Bara langsung menggendong Danica membawanya ke Uks, selama perjalanan ke Uks keduanya bahkan ditemani keheningan. Danica dengan pikirannya sendiri dan Bara dengan sikap acuhnya, sesampainya di Uks pun Bara mencoba menidurkan Danica pelan pelan.
Danica meringis pelan saat bahunya bergesekan dengan lengan Bara saat sang lawan menurunkannya, hal itu sontak membuat Bara menatap dengan khawatir.
"Ada apa? Bahumu sakit?" Danica hanya menggelengkan kepalanya.
"Dia terjatuh saat latihan dan tangan kanannya tadi menahan tubuhnya."

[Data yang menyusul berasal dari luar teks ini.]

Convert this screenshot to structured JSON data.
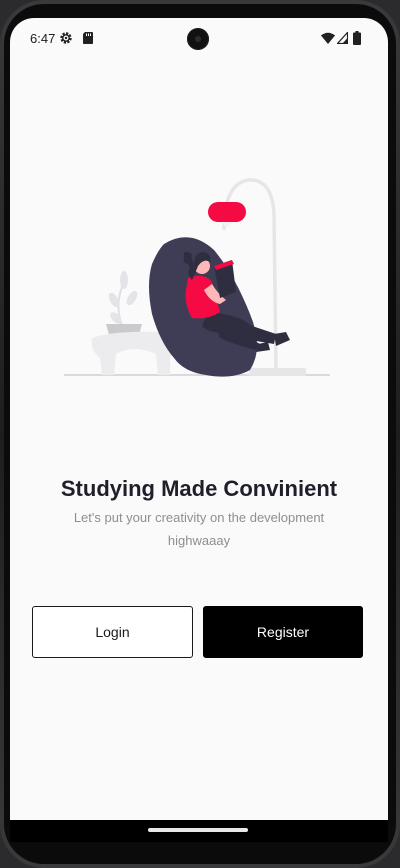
{
  "status_bar": {
    "time": "6:47",
    "icons": [
      "settings-gear-icon",
      "sd-card-icon",
      "wifi-icon",
      "cellular-signal-icon",
      "battery-icon"
    ]
  },
  "illustration": {
    "name": "woman-reading-on-bean-bag",
    "accent_color": "#f50a44",
    "dark_color": "#3f3d56"
  },
  "onboarding": {
    "headline": "Studying Made Convinient",
    "subtitle": "Let's put your creativity on the development highwaaay"
  },
  "buttons": {
    "login_label": "Login",
    "register_label": "Register"
  },
  "colors": {
    "background": "#fafafa",
    "primary": "#000000",
    "text": "#1f1f2b",
    "muted_text": "#8e8e93"
  }
}
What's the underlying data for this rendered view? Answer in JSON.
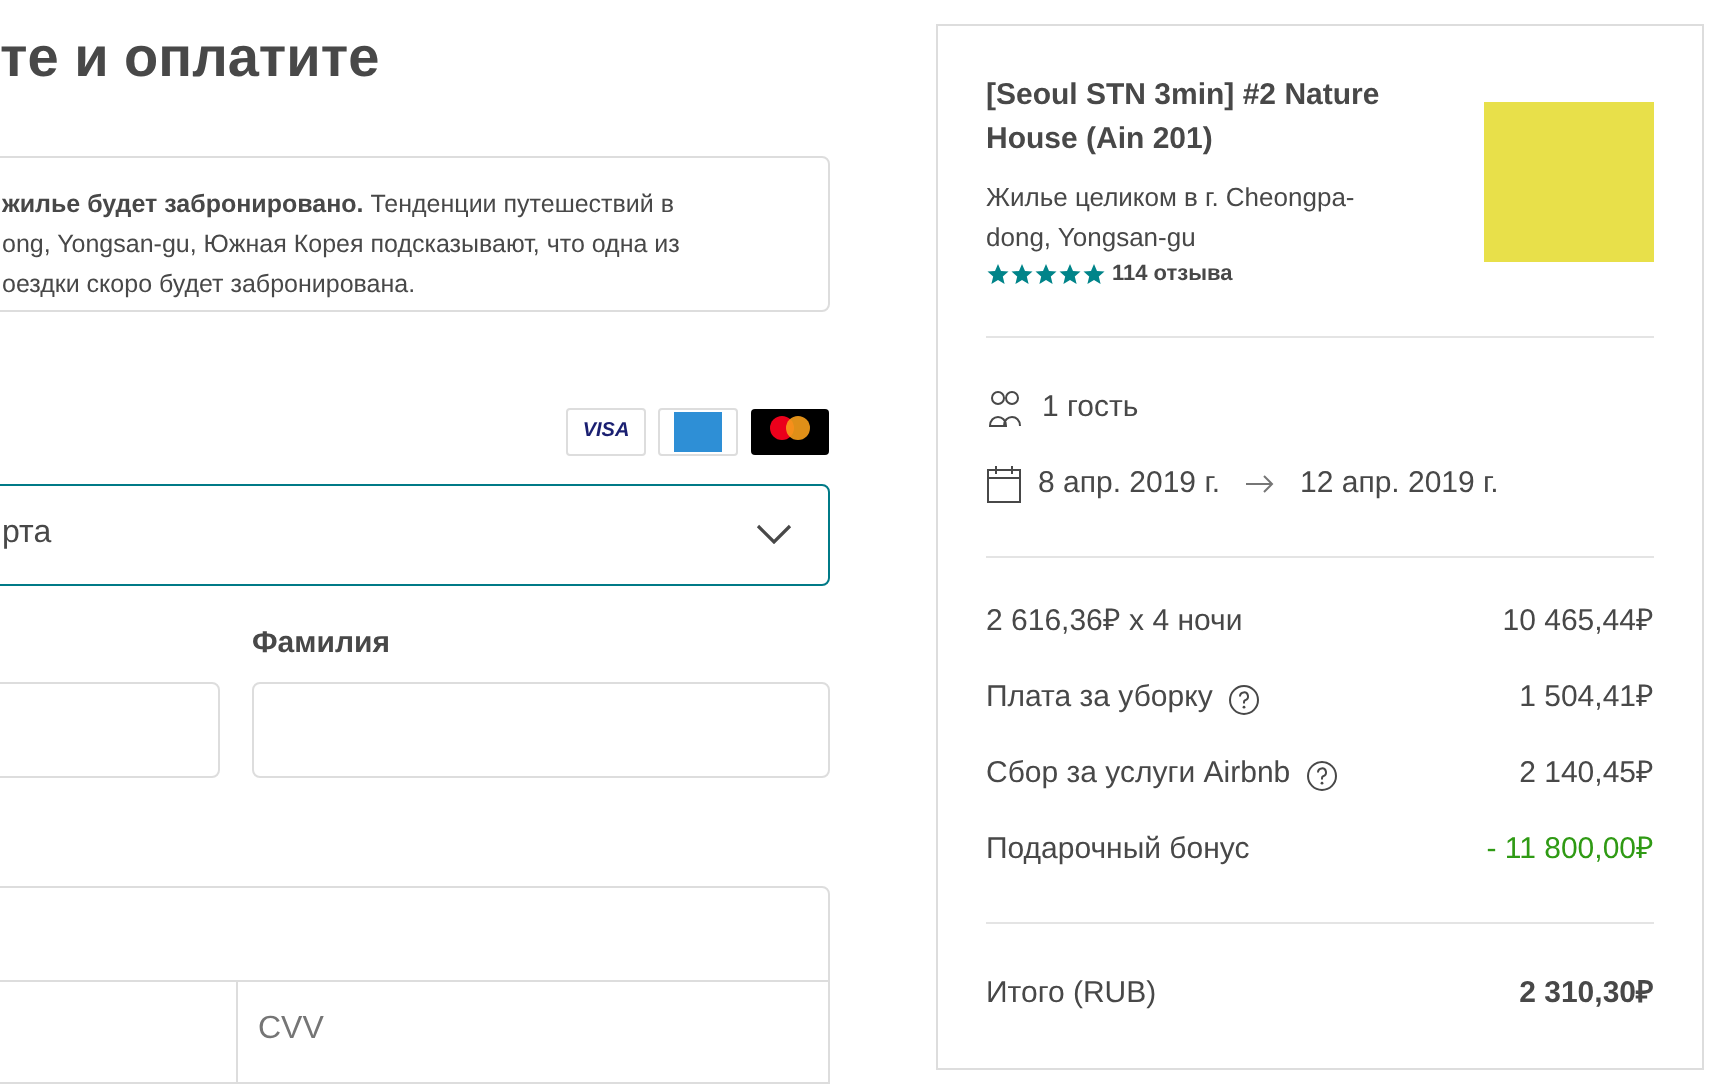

Sang dokter jaga setelah mendengar penjelasan Bara pun langsung memeriksa keadaan Danica, tangan ringan sang dokter yang menekan tepat pada bahu kanan Danica pun membuat sang empu meringis.
"Sshhh…"
Sang dokter hanya menganggukkan kepalanya paham lalu menatap Bara dengan lembut.
"Pulang sekolah segera bawa dia kerumah sakit untuk melakukan pemeriksaan pada bahu kanannya, karena sepertinya bahu kanannya cedera karena tekanan saat terjatuh jadi untuk menghindari hal yang tidak diinginkan periksakan lebih lanjut."
"Terimakasih dok."
Bara mengangguk mengerti lalu sang dokter melangkah pergi menuju mejanya, Danica pun langsung bangun dari tidurnya berniat untuk kembali ke kelas.
"Mau kemana?"
"Ke kelas."
"Bisa berjalan sendiri?"
"Yang sakit tangan ku Bar bukan kakiku."
Danica langsung berjalan mendahului, Bara pun langsung menyusul langkah Danica. Sampai di persimpangan pun keduanya berpisah menuju ke kelas masing masing, Danica yang naik keatas dengan Bara yang masih berjalan lurus.
Danica sempat menghembuskan nafasnya pelan sebelum masuk kedalam kelasnya, ia pun menatap heran saat tidak ada guru pengajarnya. Laras teman sekelasnya yang pertama kali menyadari kehadiran Danica pun langsung menatap bingung.
"Danica? Katanya sakit?"
Danica hanya acuh tak acuh dengan pertanyaan temannya itu, ia bahkan langsung duduk dibangkunya tanpa memperdulikan tatapan Raula.
"Kau baik baik saja?"
Danica menelan ludahnya dengan pelan saat melihat tatapan Khawatir dari Raula, ia pun tersenyum tipis karena merasa begitu asing dengan tatapan itu sejak batas yang mereka bangun masing masing.
"Aku baik baik saja. Ada tugas apa dari Bu Laila?"
"Kerjakan ini. Tulis saja tidak apa apa."
Danica langsung mengembalikan buku Raula yang diberikan padanya sembari tersenyum, hal itu pun sontak membuat Raula menatap dengan bingung.
"Tidak perlu La, halaman berapa? Biar aku kerjakan sendiri saja."
"Halaman 65, kerjakan hanya isiannya saja."
"Terimakasih."
Danica mulai mengerjakan soal dengan tenang namun saat mengangkat tangan kanannya itu terasa sedikit ngilu membuatnya sedikit meringis. Danica pun menghembuskan nafasnya pelan lalu kembali menulis.